Participants do not need to being anything in order to take away goods, and vice versa. However, you may want to limit the number of free items taken per person to avoid abuse from traders looking for cheap items to sell on. Additional items can be sold to participants at your event for a nominal price.

This is a great way for a community to come together, and for local groups to raise their profile. You can use this as a fund-raising idea by asking for donations, charging an entry fee, or selling additional items above the agreed limit for free items.

For more details, download how to run a swap shop.
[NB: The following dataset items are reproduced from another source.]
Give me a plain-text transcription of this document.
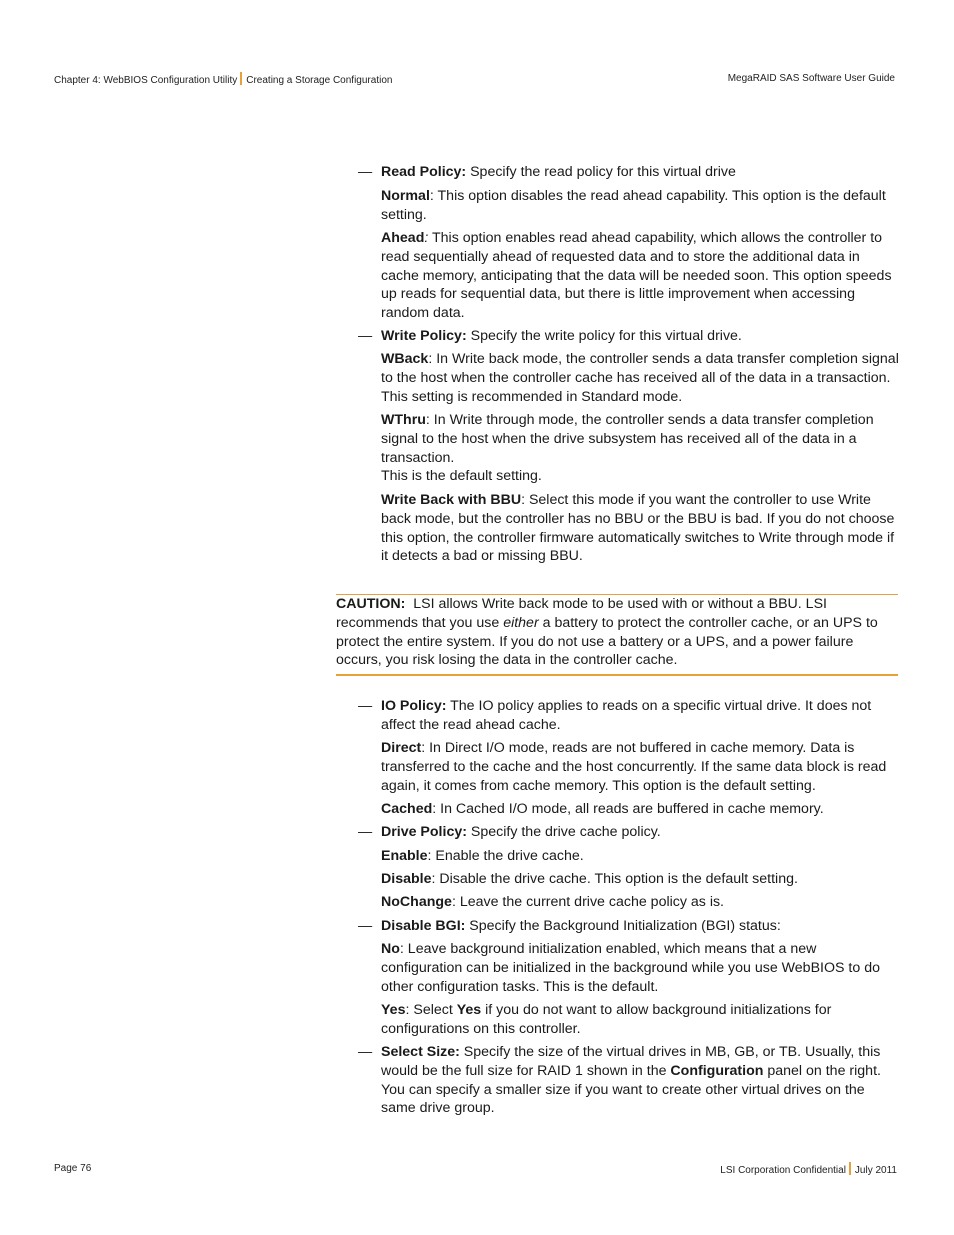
Chapter 4: WebBIOS Configuration Utility Creating a Storage Configuration	MegaRAID SAS Software User Guide
— Read Policy: Specify the read policy for this virtual drive

Normal: This option disables the read ahead capability. This option is the default setting.

Ahead: This option enables read ahead capability, which allows the controller to read sequentially ahead of requested data and to store the additional data in cache memory, anticipating that the data will be needed soon. This option speeds up reads for sequential data, but there is little improvement when accessing random data.

— Write Policy: Specify the write policy for this virtual drive.

WBack: In Write back mode, the controller sends a data transfer completion signal to the host when the controller cache has received all of the data in a transaction. This setting is recommended in Standard mode.

WThru: In Write through mode, the controller sends a data transfer completion signal to the host when the drive subsystem has received all of the data in a transaction.

This is the default setting.

Write Back with BBU: Select this mode if you want the controller to use Write back mode, but the controller has no BBU or the BBU is bad. If you do not choose this option, the controller firmware automatically switches to Write through mode if it detects a bad or missing BBU.

— IO Policy: The IO policy applies to reads on a specific virtual drive. It does not affect the read ahead cache.

Direct: In Direct I/O mode, reads are not buffered in cache memory. Data is transferred to the cache and the host concurrently. If the same data block is read again, it comes from cache memory. This option is the default setting.

Cached: In Cached I/O mode, all reads are buffered in cache memory.

— Drive Policy: Specify the drive cache policy.

Enable: Enable the drive cache.

Disable: Disable the drive cache. This option is the default setting.

NoChange: Leave the current drive cache policy as is.

— Disable BGI: Specify the Background Initialization (BGI) status:

No: Leave background initialization enabled, which means that a new configuration can be initialized in the background while you use WebBIOS to do other configuration tasks. This is the default.

Yes: Select Yes if you do not want to allow background initializations for configurations on this controller.

— Select Size: Specify the size of the virtual drives in MB, GB, or TB. Usually, this would be the full size for RAID 1 shown in the Configuration panel on the right. You can specify a smaller size if you want to create other virtual drives on the same drive group.

CAUTION:  LSI allows Write back mode to be used with or without a BBU. LSI recommends that you use either a battery to protect the controller cache, or an UPS to protect the entire system. If you do not use a battery or a UPS, and a power failure occurs, you risk losing the data in the controller cache.

Page 76	LSI Corporation Confidential July 2011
There are additional tools below to help you organise your event:

Template press release for Freecycle day courtesy of Wedmore Green Group
Risk assesment template (PDF) or Risk assessment template (Word document)
How to make a risk assessment rating courtesy of Somerset County Council
Event poster template version 1 – no electricals or duvets
Event poster template version 2 – add your own exclusions

To use the event poster templates, simply fill in the form boxes for

  • the name of your group and the event
  • the day and date of your event
  • the time of your event
  • the address of the venue
  • on version 2 only, add the items you wish to exclude
  • your web address if you have one at the bottom of the page

If you are using Adobe Reader, you will not be able to save the completed poster, but you can print it. If you have Adobe Acrobat you should be able to save and print.

A swishing party is a fun way to update your wardrobe for free. It is easy to do and it can be as big or small as you want, from a small group of friends to a bustling community event. You choose.

How to hold your own swishing party

Like swap shops (see above), swishing events are great way for a community to come together and for local groups to raise their profile. You can use this as a fund-raising idea by asking for donations, charging an entry fee, or selling additional items above the agreed limit for free items.